Петр Дедов - Светозары
Так я рассуждал сам с собою, шагая по пыльному проселку, пока в голубоватом степном мареве не показались вдали темные крыши села Медниково, куда шел я к своему деду Тихону. И как только замаячило это чужое неведомое село, сразу позабылись все мои рассуждения о спокойном отношении к жизни: тревога перед неизвестностью холодно сжала сердце.
Деда знал я плохо. Жил он от нас далеко, правда, раньше ездил в гости, но было это давным-давно. Я запомнил его большим и строгим. Помню, приехал он как-то зимой, — был я тогда еще маленький, — ввалился к нам в избу в мохнатой заиндевевшей дохе, от которой остро пахло собачиной, и с порога, не успев раздеться, сердито накинулся на меня:
— Ты чего же это дома сидишь, а? Все путевые ребятишки ягоды в лесу рвут, а он, гляди-ко ты, на печи греется!
— Какие зимой ягоды, — насупился я.
— Вот те на! — удивился дед. — Так зима-то, она только у вас в деревне. А в лесу-то небось уже лето!
Взрослые посмеялись и тут же обо всем забыли, а я не мог успокоиться, — настолько серьезно подействовало внушение деда.

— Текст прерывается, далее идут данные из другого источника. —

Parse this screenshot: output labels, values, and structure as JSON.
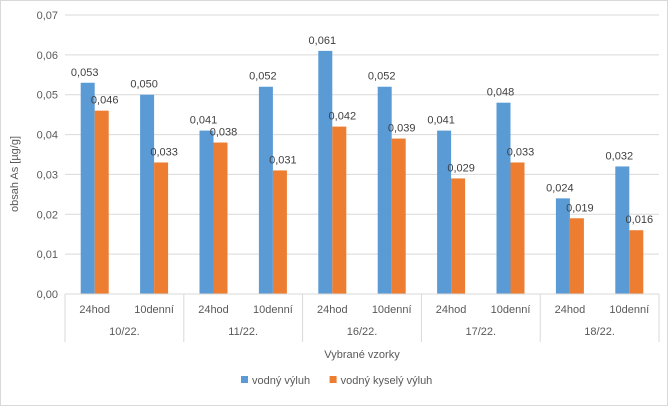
{
  "chart_data": {
    "type": "bar",
    "title": "",
    "xlabel": "Vybrané vzorky",
    "ylabel": "obsah As [µg/g]",
    "ylim": [
      0,
      0.07
    ],
    "ytick_step": 0.01,
    "yticks": [
      "0,00",
      "0,01",
      "0,02",
      "0,03",
      "0,04",
      "0,05",
      "0,06",
      "0,07"
    ],
    "grid": true,
    "legend_position": "bottom",
    "groups": [
      {
        "label": "10/22.",
        "categories": [
          "24hod",
          "10denní"
        ]
      },
      {
        "label": "11/22.",
        "categories": [
          "24hod",
          "10denní"
        ]
      },
      {
        "label": "16/22.",
        "categories": [
          "24hod",
          "10denní"
        ]
      },
      {
        "label": "17/22.",
        "categories": [
          "24hod",
          "10denní"
        ]
      },
      {
        "label": "18/22.",
        "categories": [
          "24hod",
          "10denní"
        ]
      }
    ],
    "series": [
      {
        "name": "vodný výluh",
        "color": "#5b9bd5",
        "values": [
          0.053,
          0.05,
          0.041,
          0.052,
          0.061,
          0.052,
          0.041,
          0.048,
          0.024,
          0.032
        ],
        "labels": [
          "0,053",
          "0,050",
          "0,041",
          "0,052",
          "0,061",
          "0,052",
          "0,041",
          "0,048",
          "0,024",
          "0,032"
        ]
      },
      {
        "name": "vodný kyselý výluh",
        "color": "#ed7d31",
        "values": [
          0.046,
          0.033,
          0.038,
          0.031,
          0.042,
          0.039,
          0.029,
          0.033,
          0.019,
          0.016
        ],
        "labels": [
          "0,046",
          "0,033",
          "0,038",
          "0,031",
          "0,042",
          "0,039",
          "0,029",
          "0,033",
          "0,019",
          "0,016"
        ]
      }
    ]
  }
}
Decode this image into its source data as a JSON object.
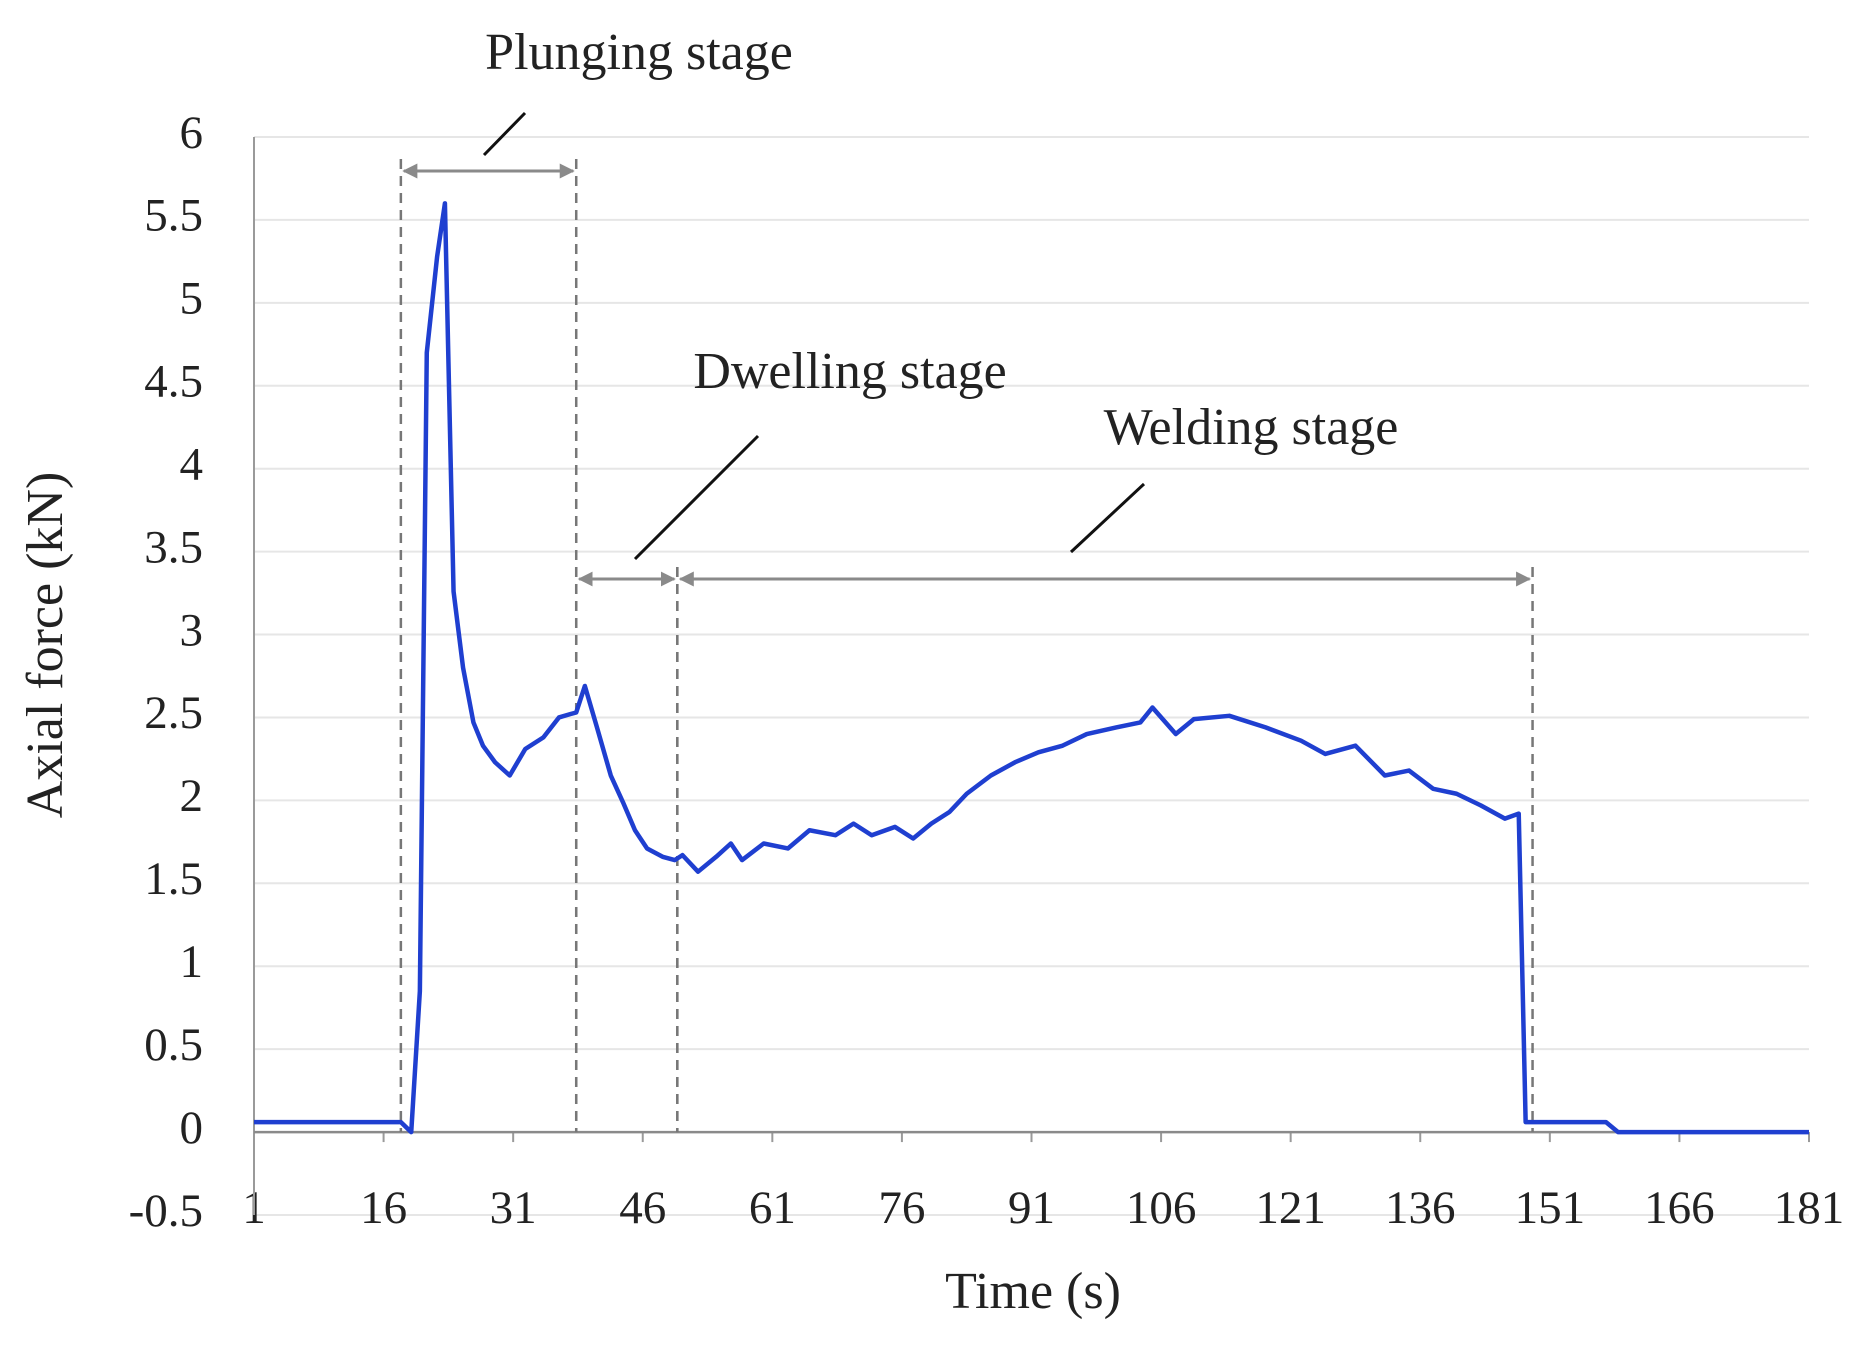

Я слез с печи, оделся и отправился в ближний березовый колок по раскатанной санной дороге. Но в лесу, так же, как и всюду, лежал глубокий снег. «Значит, не в этом, а в другом», — решил я и поплелся дальше. Меня подобрали далеко от деревни возчики сена и привезли домой. Я ничего не рассказал на расспросы взрослых и долго верил, что все равно где-то есть окруженным снегами лесок, в котором растут травы и цветы, поют в зеленых ветках птицы, а на опушках выглядывает из-под гусиных лапок ягодника красная душистая клубника. Такой лес мне даже стал сниться во сне…
Позже я узнал, что дед Тихон был большой шутник и выдумщик забавных историй, которые он рассказывал с самым серьезным и даже суровым видом, сам никогда при этом не улыбался, и порою трудно было понять, где правда, а где вымысел, и невероятные случаи принимались за чистую монету.
3
Дед встретил меня сдержанно. Когда я пришел, он тесал что-то во дворе. Врубив топор в толстенный чурбак, он поздоровался со мною за руку, по-взрослому, потом, не торопясь, вытащил у меня из-за опояски мой топор, попробовал на палец отточенное острие, непонятно хмыкнул и подал мне осиновую палку, толщиною в оглоблю:
— Затеши кол.
«Первый экзамен», — подумал я. Но уж эту простецкую плотницкую работу делать я умел. Быстро и ловко, как показалось мне самому, затесал конец палки — кругло, «карандашиком».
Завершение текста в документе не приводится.